En conséquence, les analystes ont averti qu’une telle conscription pourrait voir des recrues inexpérimentées se battre dans une guerre à laquelle elles ne sont pas préparées, avec peu d’avantages pour la Russie.
« Les défis et les erreurs des premiers jours d’exécution d’une mobilisation partielle à grande échelle et exigeante au milieu d’une guerre défaillante ne sont pas nécessairement surprenants, bien qu’ils suggèrent que l’infrastructure de mobilisation militaire russe n’était pas mieux préparée à une guerre majeure que les forces armées russes elles-mêmes », a déclaré l’ISW.
Des disparités à l’origine de la méfiance
Ces divergences entre ce que Poutine a déclaré dans son discours public et ce que les Russes et les milblogueurs rapportent sur les médias sociaux contribuent également à une perte de confiance du public envers le gouvernement russe.
Selon l’ISW, un milblogger a déclaré que la gestion inadéquate de cette mobilisation entraîne une augmentation des « mouvements séparatistes » et des médias d’opposition qui sont contre la direction du pays.
Un autre blogueur a suggéré que l’incapacité du Kremlin à corriger les failles dans les pratiques de mobilisation du pays contribuerait à accroître le niveau de méfiance à l’égard des dirigeants militaro-politiques russes.
Il a également été signalé que les Russes s’en prennent aux centres de recrutement militaire et à leur personnel en vandalisant les bâtiments et en se battant avec les agents d’enrôlement et les représentants de la mobilisation.

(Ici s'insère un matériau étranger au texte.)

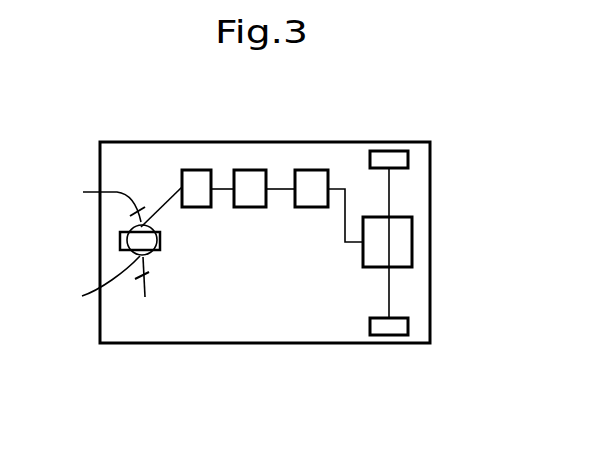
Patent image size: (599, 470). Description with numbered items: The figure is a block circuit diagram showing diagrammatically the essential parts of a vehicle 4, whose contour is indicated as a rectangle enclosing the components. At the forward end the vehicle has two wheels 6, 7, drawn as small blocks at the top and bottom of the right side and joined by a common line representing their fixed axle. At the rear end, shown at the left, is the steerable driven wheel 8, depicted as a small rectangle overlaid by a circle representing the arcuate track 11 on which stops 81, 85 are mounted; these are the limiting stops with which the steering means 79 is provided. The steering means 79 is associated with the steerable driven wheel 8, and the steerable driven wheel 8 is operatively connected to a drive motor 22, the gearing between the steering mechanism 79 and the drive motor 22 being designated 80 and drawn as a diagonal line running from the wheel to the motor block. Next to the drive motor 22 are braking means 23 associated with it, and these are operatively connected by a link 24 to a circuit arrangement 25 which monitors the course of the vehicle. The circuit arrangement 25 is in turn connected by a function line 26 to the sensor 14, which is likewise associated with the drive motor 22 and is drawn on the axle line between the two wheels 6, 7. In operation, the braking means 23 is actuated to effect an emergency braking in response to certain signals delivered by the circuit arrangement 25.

The vehicle 4 is at (125, 155).
The drive motor 22 is at (197, 178).
The braking means 23 is at (253, 180).
The circuit arrangement 25 is at (312, 185).
The wheel 6 is at (392, 157).
The wheel 7 is at (392, 328).
The sensor 14 is at (403, 243).
The link 24 is at (280, 193).
The function line 26 is at (345, 223).
The gearing 80 is at (167, 200).
The steerable driven wheel 8 is at (120, 241).
The limiting stops / arcuate track 11 is at (147, 265).
The stop 81 is at (102, 200).
The steering means 79 is at (101, 288).
The stop 85 is at (146, 291).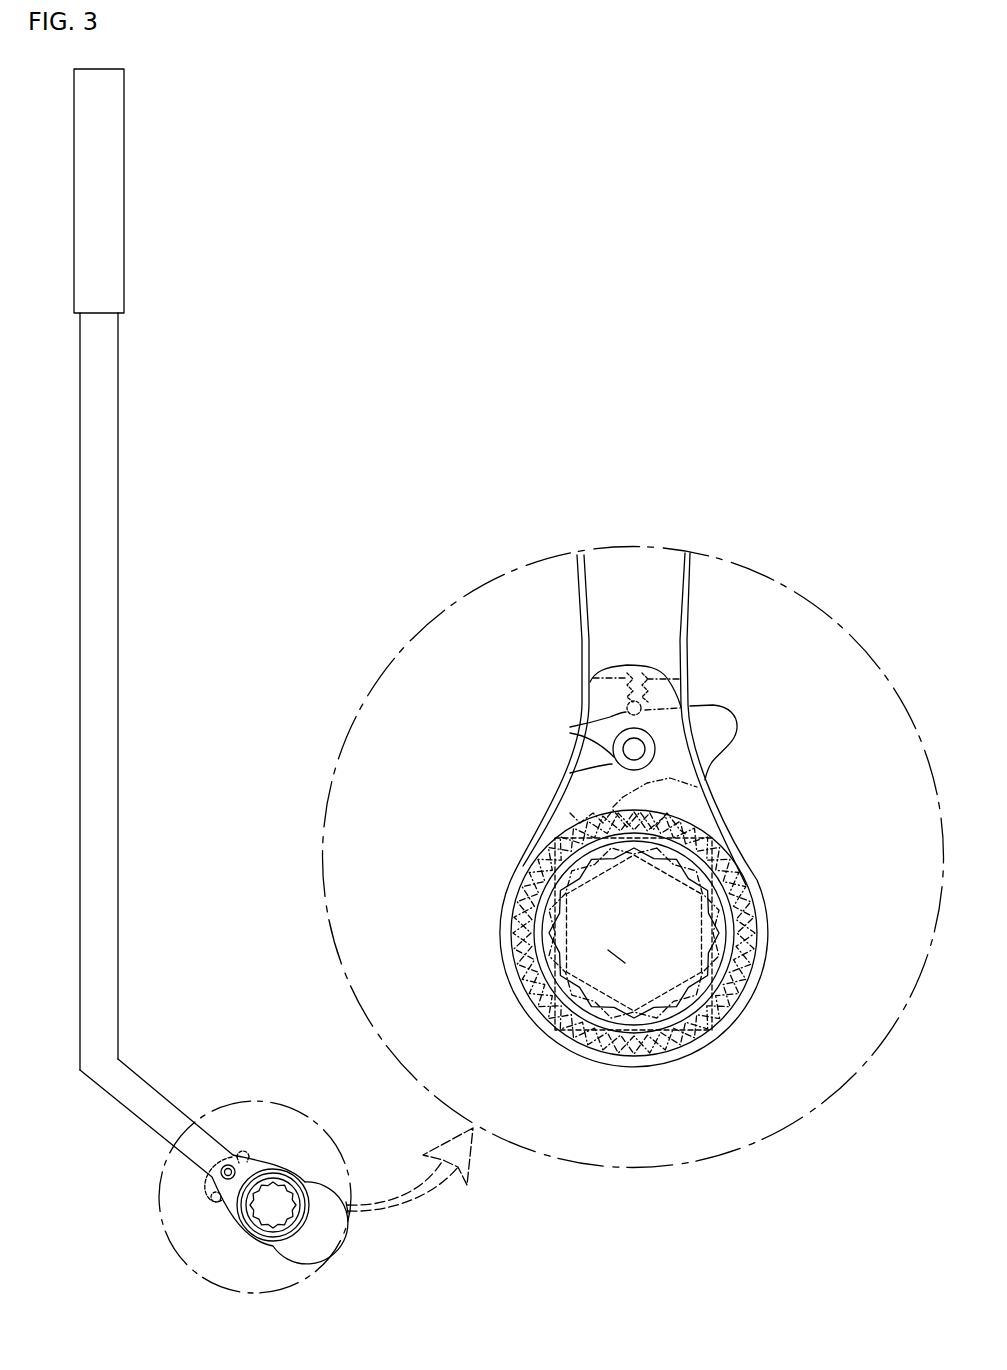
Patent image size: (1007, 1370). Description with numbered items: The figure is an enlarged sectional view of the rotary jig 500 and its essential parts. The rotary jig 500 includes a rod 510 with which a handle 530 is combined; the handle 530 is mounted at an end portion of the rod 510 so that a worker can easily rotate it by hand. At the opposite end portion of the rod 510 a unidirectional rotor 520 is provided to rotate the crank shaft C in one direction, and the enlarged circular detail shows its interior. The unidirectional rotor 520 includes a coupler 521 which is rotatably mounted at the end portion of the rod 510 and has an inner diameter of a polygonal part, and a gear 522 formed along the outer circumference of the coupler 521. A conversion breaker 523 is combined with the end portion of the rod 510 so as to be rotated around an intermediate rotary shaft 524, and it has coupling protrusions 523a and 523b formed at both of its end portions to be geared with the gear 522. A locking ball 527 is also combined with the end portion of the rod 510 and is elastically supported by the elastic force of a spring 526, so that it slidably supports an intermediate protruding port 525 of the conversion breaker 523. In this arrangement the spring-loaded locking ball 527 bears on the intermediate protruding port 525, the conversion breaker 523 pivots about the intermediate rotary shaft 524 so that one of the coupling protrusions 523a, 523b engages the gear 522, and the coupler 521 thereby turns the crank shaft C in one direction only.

The rotary jig 500 is at (131, 428).
The rod 510 is at (118, 630).
The unidirectional rotor 520 is at (219, 1220).
The coupler 521 is at (712, 960).
The gear 522 is at (743, 900).
The conversion breaker 523 is at (723, 722).
The coupling protrusion 523a is at (623, 798).
The coupling protrusion 523b is at (707, 782).
The intermediate rotary shaft 524 is at (612, 768).
The intermediate protruding port 525 is at (570, 733).
The spring 526 is at (590, 682).
The locking ball 527 is at (625, 712).
The handle 530 is at (124, 190).
The crank shaft C is at (615, 957).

Cela se produit alors que plusieurs Russes sont descendus dans la rue pour contester le plan de mobilisation de Poutine et les législations mises en place suite à cette annonce.

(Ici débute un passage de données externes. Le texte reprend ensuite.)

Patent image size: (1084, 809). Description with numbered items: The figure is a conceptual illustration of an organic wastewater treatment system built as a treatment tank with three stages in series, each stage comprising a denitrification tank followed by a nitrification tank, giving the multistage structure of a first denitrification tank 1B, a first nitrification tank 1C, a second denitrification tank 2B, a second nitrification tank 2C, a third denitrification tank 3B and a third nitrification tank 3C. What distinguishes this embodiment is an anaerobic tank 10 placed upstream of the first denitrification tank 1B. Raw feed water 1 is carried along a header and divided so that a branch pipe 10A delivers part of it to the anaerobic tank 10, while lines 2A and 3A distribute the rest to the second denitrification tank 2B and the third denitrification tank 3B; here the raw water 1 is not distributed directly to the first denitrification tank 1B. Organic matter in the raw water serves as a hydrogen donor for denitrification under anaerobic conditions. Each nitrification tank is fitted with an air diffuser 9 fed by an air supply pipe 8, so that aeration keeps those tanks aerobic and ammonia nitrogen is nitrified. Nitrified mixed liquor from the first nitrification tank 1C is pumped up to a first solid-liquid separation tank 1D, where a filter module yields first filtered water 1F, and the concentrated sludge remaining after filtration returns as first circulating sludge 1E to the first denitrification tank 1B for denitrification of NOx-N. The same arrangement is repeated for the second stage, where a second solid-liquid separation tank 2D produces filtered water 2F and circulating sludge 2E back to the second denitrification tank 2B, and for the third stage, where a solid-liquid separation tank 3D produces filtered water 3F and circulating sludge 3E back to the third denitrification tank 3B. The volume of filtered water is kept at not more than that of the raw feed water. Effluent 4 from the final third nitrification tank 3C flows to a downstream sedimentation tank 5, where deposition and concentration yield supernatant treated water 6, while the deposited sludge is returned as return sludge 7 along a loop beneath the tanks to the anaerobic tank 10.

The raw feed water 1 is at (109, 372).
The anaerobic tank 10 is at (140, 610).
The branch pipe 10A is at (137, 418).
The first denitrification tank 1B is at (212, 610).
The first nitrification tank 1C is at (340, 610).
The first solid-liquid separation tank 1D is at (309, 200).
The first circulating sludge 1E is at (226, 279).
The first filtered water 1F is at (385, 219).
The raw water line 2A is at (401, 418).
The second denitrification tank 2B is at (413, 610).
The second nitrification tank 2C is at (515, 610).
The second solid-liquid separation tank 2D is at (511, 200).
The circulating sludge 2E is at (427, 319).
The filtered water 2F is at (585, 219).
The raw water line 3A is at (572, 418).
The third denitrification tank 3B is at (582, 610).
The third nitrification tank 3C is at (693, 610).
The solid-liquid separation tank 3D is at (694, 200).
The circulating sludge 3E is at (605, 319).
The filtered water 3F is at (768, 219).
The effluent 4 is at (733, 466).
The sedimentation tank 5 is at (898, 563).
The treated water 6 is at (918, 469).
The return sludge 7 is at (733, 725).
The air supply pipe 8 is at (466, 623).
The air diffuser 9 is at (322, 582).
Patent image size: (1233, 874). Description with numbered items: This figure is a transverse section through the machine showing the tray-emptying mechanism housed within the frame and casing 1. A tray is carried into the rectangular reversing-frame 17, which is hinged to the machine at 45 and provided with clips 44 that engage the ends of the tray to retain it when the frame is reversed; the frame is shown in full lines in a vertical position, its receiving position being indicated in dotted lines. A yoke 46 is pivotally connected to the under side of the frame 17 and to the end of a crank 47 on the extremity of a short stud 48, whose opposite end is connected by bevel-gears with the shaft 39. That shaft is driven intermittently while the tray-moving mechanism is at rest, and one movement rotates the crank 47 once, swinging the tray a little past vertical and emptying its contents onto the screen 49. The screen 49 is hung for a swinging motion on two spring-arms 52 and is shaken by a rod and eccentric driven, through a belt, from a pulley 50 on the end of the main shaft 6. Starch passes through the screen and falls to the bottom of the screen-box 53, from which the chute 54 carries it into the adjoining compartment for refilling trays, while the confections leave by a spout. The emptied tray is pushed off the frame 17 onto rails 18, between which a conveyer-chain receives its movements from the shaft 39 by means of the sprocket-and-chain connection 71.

« Une campagne de mobilisation partielle ratée ou mal conçue risque d’aliéner davantage la foule nationaliste russe qui a soutenu la guerre et la mobilisation », a déclaré l’ISW.
En outre, on pourrait laisser entendre que les nouvelles lois imposées aux citoyens mobilisés pourraient avoir un coût pour le gouvernement, car ceux qui n’ont pas pu fuir le pays à temps risquent maintenant d’être obligés de participer à la guerre.

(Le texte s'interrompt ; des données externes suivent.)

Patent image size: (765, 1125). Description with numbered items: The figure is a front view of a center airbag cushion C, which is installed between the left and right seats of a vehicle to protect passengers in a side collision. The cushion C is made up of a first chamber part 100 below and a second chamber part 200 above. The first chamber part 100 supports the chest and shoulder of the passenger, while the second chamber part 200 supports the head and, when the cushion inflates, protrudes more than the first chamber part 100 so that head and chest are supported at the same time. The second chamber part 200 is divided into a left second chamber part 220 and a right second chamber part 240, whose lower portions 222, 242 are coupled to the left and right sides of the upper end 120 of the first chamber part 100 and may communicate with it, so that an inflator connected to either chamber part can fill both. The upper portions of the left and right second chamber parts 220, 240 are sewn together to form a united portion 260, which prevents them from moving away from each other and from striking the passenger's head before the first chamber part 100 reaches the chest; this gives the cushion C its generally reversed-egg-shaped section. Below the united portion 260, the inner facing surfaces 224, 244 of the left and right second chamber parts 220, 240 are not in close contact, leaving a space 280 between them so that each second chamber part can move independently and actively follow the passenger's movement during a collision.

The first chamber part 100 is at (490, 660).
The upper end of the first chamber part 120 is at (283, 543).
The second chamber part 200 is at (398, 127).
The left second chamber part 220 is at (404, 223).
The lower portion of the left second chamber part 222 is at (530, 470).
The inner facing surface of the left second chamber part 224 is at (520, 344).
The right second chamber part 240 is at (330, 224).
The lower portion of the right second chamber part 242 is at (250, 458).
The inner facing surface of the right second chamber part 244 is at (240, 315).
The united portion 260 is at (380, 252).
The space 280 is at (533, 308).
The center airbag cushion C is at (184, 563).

Les militaires qui désertent, se rendent « sans autorisation », refusent de combattre ou désobéissent aux ordres peuvent encourir jusqu’à 10 ans d’emprisonnement en vertu de la nouvelle législation que Poutine a signée samedi.
En outre, dans une loi distincte, les étrangers qui s’enrôlent dans l’armée russe se verront accorder un accès plus facile à la citoyenneté dans le pays.
Ces lois sont entrées en vigueur après que des milliers de militaires ont quitté le pays quelques heures après l’annonce de la mobilisation par M. Poutine, les vols hors du pays étant complets et quelque 2 300 véhicules privés attendant de pouvoir passer en Géorgie.
Un plan qui pourrait diviser le pays
Un dernier défaut que l’ISW a relevé dans le plan de mobilisation de la Russie est sa capacité à diviser davantage la nation.
Le chef de la république russe de Tchétchénie, Ramzan Kadyrov, a déclaré lors d’une émission télévisée en direct que ses dirigeants ne mèneront pas de mobilisation dans la région car « ils ont déjà dépassé de 254 % un plan de génération de forces non spécifié ».
La république a déjà déployé 20 000 militaires pour lutter contre l’Ukraine depuis le 24 février.
« Si l’un des partisans les plus véhéments et les plus agressifs de la guerre ressent le besoin de refuser de mobiliser son peuple, du moins publiquement, cela pourrait indiquer que même Kadyrov sent le ressentiment populaire que la mobilisation partielle provoquera et peut-être même le craint », a déclaré l’ISW.